I rebuilt the carb last winter because it was sticking and pouring gas everywhere. These other problems are not new, and rebuilding the carb didn't affect them. It only happens when the engine is at operating temp and left to sit. It doesn't happen on cold starts, and it doesn't happen on short drives where the engine doesn't heat up all the way. On a cold start it fires on the first or second crank every time, runs smooth, and has no problems making turns. I also changed the spark plugs a month or two ago and they looked fine. They didn't actually need changed, but I had a set so I stuck them in. as for the weather, it only got cold in the last 2 or 3 days here. I haven't driven it for the last couple days, either.
did you replace the float with the rebuild? it may still be set too high or the plugs on the bottom of the carb are leaking. does it stink like fuel under the hood? any staining on the carb body?
I don't remember if the kit I got had a float with it or not. I want to say yes. No gas smell under the hood, no staining on the carb.
Stumbles. Sometimes it'll catch back up and not die at all. if I straighten up before it dies it'll catch back up all the time. When it does die, it always starts right back up.
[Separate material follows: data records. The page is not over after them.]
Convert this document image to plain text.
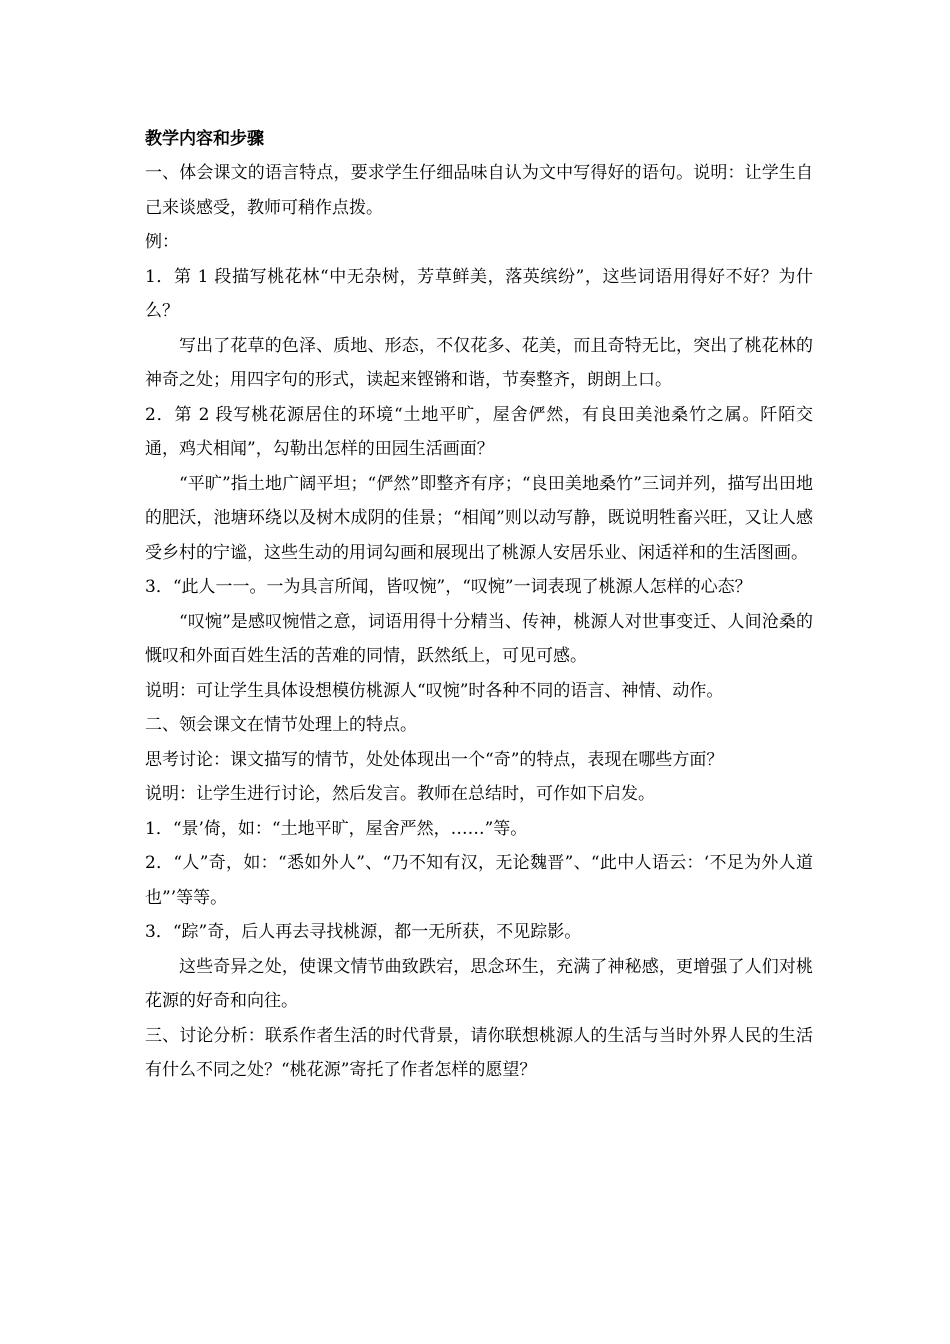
教学内容和步骤

一、体会课文的语言特点，要求学生仔细品味自认为文中写得好的语句。说明：让学生自己来谈感受，教师可稍作点拨。

例：

1．第 1 段描写桃花林“中无杂树，芳草鲜美，落英缤纷”，这些词语用得好不好？为什么？

写出了花草的色泽、质地、形态，不仅花多、花美，而且奇特无比，突出了桃花林的神奇之处；用四字句的形式，读起来铿锵和谐，节奏整齐，朗朗上口。

2．第 2 段写桃花源居住的环境“土地平旷，屋舍俨然，有良田美池桑竹之属。阡陌交通，鸡犬相闻”，勾勒出怎样的田园生活画面？

“平旷”指土地广阔平坦；“俨然”即整齐有序；“良田美地桑竹”三词并列，描写出田地的肥沃，池塘环绕以及树木成阴的佳景；“相闻”则以动写静，既说明牲畜兴旺，又让人感受乡村的宁谧，这些生动的用词勾画和展现出了桃源人安居乐业、闲适祥和的生活图画。

3．“此人一一。一为具言所闻，皆叹惋”，“叹惋”一词表现了桃源人怎样的心态？

“叹惋”是感叹惋惜之意，词语用得十分精当、传神，桃源人对世事变迁、人间沧桑的慨叹和外面百姓生活的苦难的同情，跃然纸上，可见可感。

说明：可让学生具体设想模仿桃源人“叹惋”时各种不同的语言、神情、动作。

二、领会课文在情节处理上的特点。

思考讨论：课文描写的情节，处处体现出一个“奇”的特点，表现在哪些方面？

说明：让学生进行讨论，然后发言。教师在总结时，可作如下启发。

1．“景’倚，如：“土地平旷，屋舍严然，……”等。

2．“人”奇，如：“悉如外人”、“乃不知有汉，无论魏晋”、“此中人语云：‘不足为外人道也”’等等。

3．“踪”奇，后人再去寻找桃源，都一无所获，不见踪影。

这些奇异之处，使课文情节曲致跌宕，思念环生，充满了神秘感，更增强了人们对桃花源的好奇和向往。

三、讨论分析：联系作者生活的时代背景，请你联想桃源人的生活与当时外界人民的生活有什么不同之处？“桃花源”寄托了作者怎样的愿望？
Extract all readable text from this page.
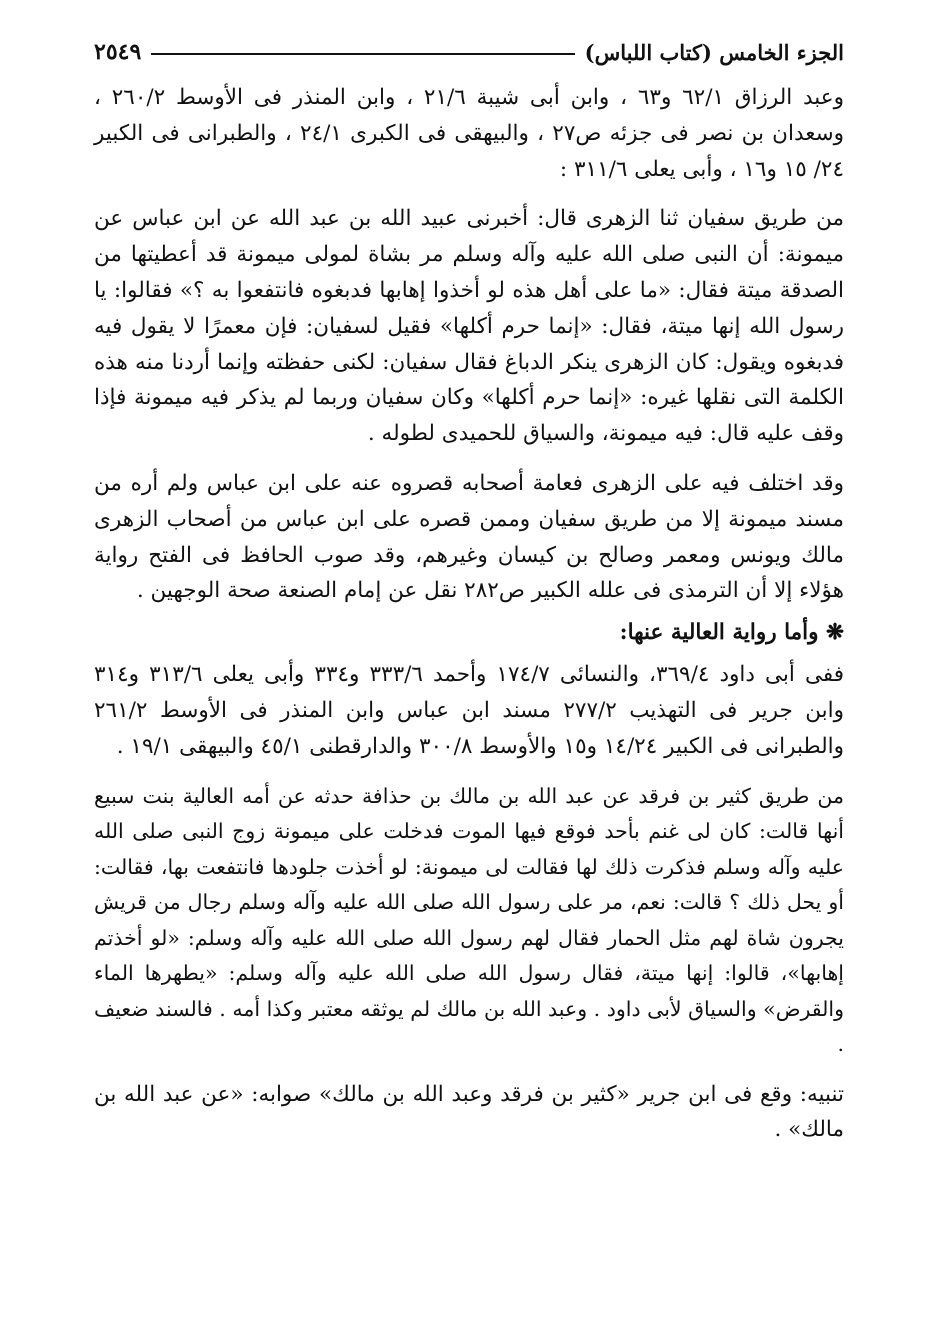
الجزء الخامس (كتاب اللباس)
٢٥٤٩

وعبد الرزاق ٦٢/١ و٦٣ ، وابن أبى شيبة ٢١/٦ ، وابن المنذر فى الأوسط ٢٦٠/٢ ، وسعدان بن نصر فى جزئه ص٢٧ ، والبيهقى فى الكبرى ٢٤/١ ، والطبرانى فى الكبير ٢٤/ ١٥ و١٦ ، وأبى يعلى ٣١١/٦ :

من طريق سفيان ثنا الزهرى قال: أخبرنى عبيد الله بن عبد الله عن ابن عباس عن ميمونة: أن النبى صلى الله عليه وآله وسلم مر بشاة لمولى ميمونة قد أعطيتها من الصدقة ميتة فقال: «ما على أهل هذه لو أخذوا إهابها فدبغوه فانتفعوا به ؟» فقالوا: يا رسول الله إنها ميتة، فقال: «إنما حرم أكلها» فقيل لسفيان: فإن معمرًا لا يقول فيه فدبغوه ويقول: كان الزهرى ينكر الدباغ فقال سفيان: لكنى حفظته وإنما أردنا منه هذه الكلمة التى نقلها غيره: «إنما حرم أكلها» وكان سفيان وربما لم يذكر فيه ميمونة فإذا وقف عليه قال: فيه ميمونة، والسياق للحميدى لطوله .

وقد اختلف فيه على الزهرى فعامة أصحابه قصروه عنه على ابن عباس ولم أره من مسند ميمونة إلا من طريق سفيان وممن قصره على ابن عباس من أصحاب الزهرى مالك ويونس ومعمر وصالح بن كيسان وغيرهم، وقد صوب الحافظ فى الفتح رواية هؤلاء إلا أن الترمذى فى علله الكبير ص٢٨٢ نقل عن إمام الصنعة صحة الوجهين .

❋ وأما رواية العالية عنها:

ففى أبى داود ٣٦٩/٤، والنسائى ١٧٤/٧ وأحمد ٣٣٣/٦ و٣٣٤ وأبى يعلى ٣١٣/٦ و٣١٤ وابن جرير فى التهذيب ٢٧٧/٢ مسند ابن عباس وابن المنذر فى الأوسط ٢٦١/٢ والطبرانى فى الكبير ١٤/٢٤ و١٥ والأوسط ٣٠٠/٨ والدارقطنى ٤٥/١ والبيهقى ١٩/١ .

من طريق كثير بن فرقد عن عبد الله بن مالك بن حذافة حدثه عن أمه العالية بنت سبيع أنها قالت: كان لى غنم بأحد فوقع فيها الموت فدخلت على ميمونة زوج النبى صلى الله عليه وآله وسلم فذكرت ذلك لها فقالت لى ميمونة: لو أخذت جلودها فانتفعت بها، فقالت: أو يحل ذلك ؟ قالت: نعم، مر على رسول الله صلى الله عليه وآله وسلم رجال من قريش يجرون شاة لهم مثل الحمار فقال لهم رسول الله صلى الله عليه وآله وسلم: «لو أخذتم إهابها»، قالوا: إنها ميتة، فقال رسول الله صلى الله عليه وآله وسلم: «يطهرها الماء والقرض» والسياق لأبى داود . وعبد الله بن مالك لم يوثقه معتبر وكذا أمه . فالسند ضعيف .

تنبيه: وقع فى ابن جرير «كثير بن فرقد وعبد الله بن مالك» صوابه: «عن عبد الله بن مالك» .
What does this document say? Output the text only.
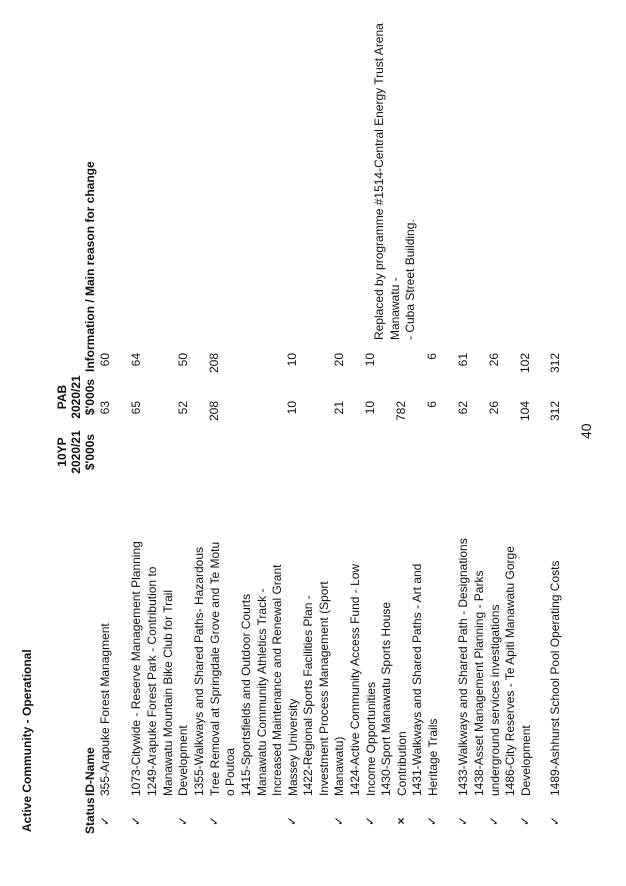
Active Community - Operational	Status
ID-Name
10YP 2020/21 $'000s
PAB 2020/21 $'000s
Information / Main reason for change
✓
355-Arapuke Forest Managment
63
60
✓
1073-Citywide - Reserve Management Planning
65
64
✓
1249-Arapuke Forest Park - Contribution to
Manawatu Mountain Bike Club for Trail
Development
52
50
✓
1355-Walkways and Shared Paths- Hazardous
Tree Removal at Springdale Grove and Te Motu
o Poutoa
208
208
✓
1415-Sportsfields and Outdoor Courts
Manawatu Community Athletics Track -
Increased Maintenance and Renewal Grant
Massey University
10
10
✓
1422-Regional Sports Facilities Plan -
Investment Process Management (Sport
Manawatu)
21
20
✓
1424-Active Community Access Fund - Low
Income Opportunities
10
10
×
1430-Sport Manawatu Sports House
Contribution
782
Replaced by programme #1514-Central Energy Trust Arena Manawatu -
- Cuba Street Building.
✓
1431-Walkways and Shared Paths - Art and
Heritage Trails
6
6
✓
1433-Walkways and Shared Path - Designations
62
61
✓
1438-Asset Management Planning - Parks
underground services investigations
26
26
✓
1486-City Reserves - Te Apiti Manawatu Gorge
Development
104
102
✓
1489-Ashhurst School Pool Operating Costs
312
312
40
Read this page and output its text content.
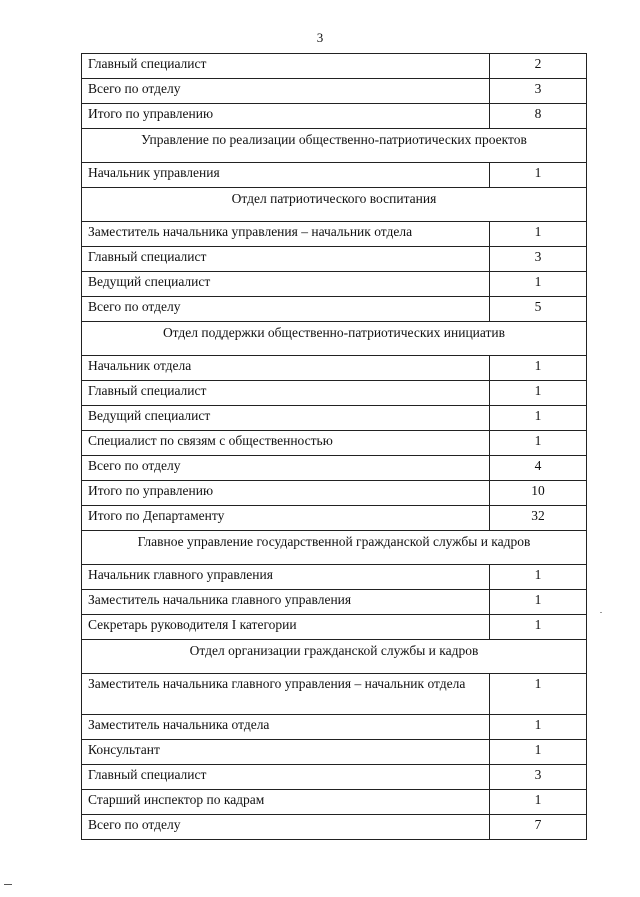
3
Главный специалист	2
Всего по отделу	3
Итого по управлению	8
Управление по реализации общественно-патриотических проектов	
Начальник управления	1
Отдел патриотического воспитания	
Заместитель начальника управления – начальник отдела	1
Главный специалист	3
Ведущий специалист	1
Всего по отделу	5
Отдел поддержки общественно-патриотических инициатив	
Начальник отдела	1
Главный специалист	1
Ведущий специалист	1
Специалист по связям с общественностью	1
Всего по отделу	4
Итого по управлению	10
Итого по Департаменту	32
Главное управление государственной гражданской службы и кадров	
Начальник главного управления	1
Заместитель начальника главного управления	1
Секретарь руководителя I категории	1
Отдел организации гражданской службы и кадров	
Заместитель начальника главного управления – начальник отдела	1
Заместитель начальника отдела	1
Консультант	1
Главный специалист	3
Старший инспектор по кадрам	1
Всего по отделу	7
Then after a minute or two as the water temp comes back down after being parked, it clears up and drives fine again.
that's classic flooding out.. i would run it for a while with the breather off. turn it off and immediately lock the throttle blades wide open and look down the carb throat with a flashlight and see if it is wet and dripping. it's very possible the carb is still leaking but going direct into the intake.
that symptom leads me to believe you didn't replace the float. when it is cold the float is bone dry. it takes some time for it to get saturated with fuel and lose it's buoyancy. that's pure speculation.
E10 gasoline probably evaporates/boils somewhat faster than gasoline without ethanol. You may be a bit low on the float level, and the added heat/evaporation, lowers it further causing the symptoms. I always though low float level causes stalling or sag on turns. I would try a higher float level.
I'm still confused. if it's happening because the float is losing buoyancy, then wouldn't it also happen during normal driving, rather than just for the first couple minutes after a warm start? wouldn't an empty float bowl also cause a delay on a cold start since there's no gas to run in it? Neither of those things happen. but there IS a delay before it fires on a warm start. it has to crank extra before it fires, and I was assuming that was refilling the bowl that had evaporated all the gas out. Larry's thought makes more sense to me.
i think we all agree its a carb problem. rather than stab in the dark pull the carb and measure the float height. if the float is that low the car would fall on its face under heavy acceleration and highway speeds. i would say it starts hard when warm because it's flooded from the leaking fuel. I'm interested in the solution for sure.
I'm still not convinced it's leaking fuel. It was rebuilt not even a year ago, and when I had it off the car since then to put the spacer under it, it definitely had gas in the bowl, after having sat for at least a day. I know cause I spilled it. as for heavy acceleration, I don't really ever put my foot down in it so I dunno. It seemed to do ok on the highway though.